Welcome to the 3rd day of the Daily Math Challenge Thread! Work on math problems, post your solutions, and feel free to add your own problems!
Today's problem is pic related, with a second problem in the next post for those who don't like group theory.
Remember to have fun and take it easy.
>>8670377
And here is #2.
>>8670377
i don't know any group theory
>>8670380
That's why there's a 2nd problem.
>>8670379
Hey, OP. Any tips for this one?
>>8670377
my group theory is so rusty, all I know is that there's a nontrivial a s.t. a^2 = e and I've been trying to work with that. any hints?
>>8670379
9/10
>>8670377
can you just take the kernel of the map f: G to G defined by g to g^k? since f^2=0 map
Give a pair of infinite fields where the additive group of one is isomorphic to the multiplicative group of the other.
>>8670538
it's possible that f is the 0 map, say if the group is [math]\mathbb{Z}_2 \times /mathbb{Z}_k[\math]. In that case the kernel of f is everything
>>8670566
I mean [math]\mathbb{Z}_2 \times \mathbb{Z}_k[/math]
>>8670453
[math] \dfrac {1}{a+b} = \dfrac {1}{a+b}\dfrac {a-b}{a-b}=\dfrac {a-b}{a^2-b^2} [/math]
Similar to what you do with complex numbers.
>>8670570
why does g^k kill Z_2 if k is odd?
>>8670592
nevermind, I was being dumb.

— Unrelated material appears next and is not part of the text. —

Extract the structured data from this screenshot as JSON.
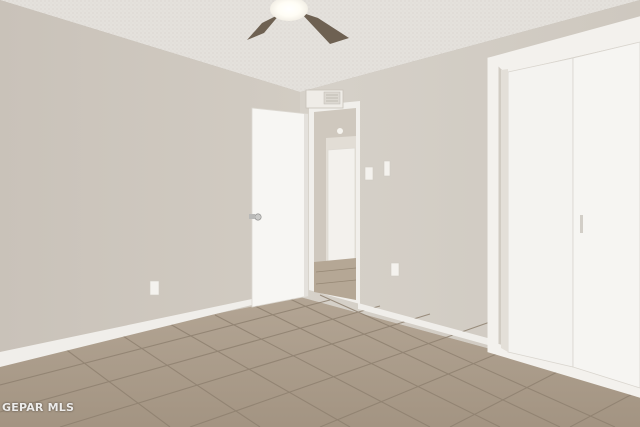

You are right about Z_2.
Still, how do we know that the kernel has k elements? Also (and maybe this is a dumb question) why is the kernel even a subgroup? If G is nonabelian I don't see why xy must be in the kernel if x and y both are.
>>8670605
>Also (and maybe this is a dumb question) why is the kernel even a subgroup?
kernels are always subgroups (in fact they're exactly the normal subgroups of a given group), and you need to check xy^{-1} for the subgroup test, not xy
>>8670621
The kernel of a homomorphism is always a subgroup. Why is your f a homomorphism?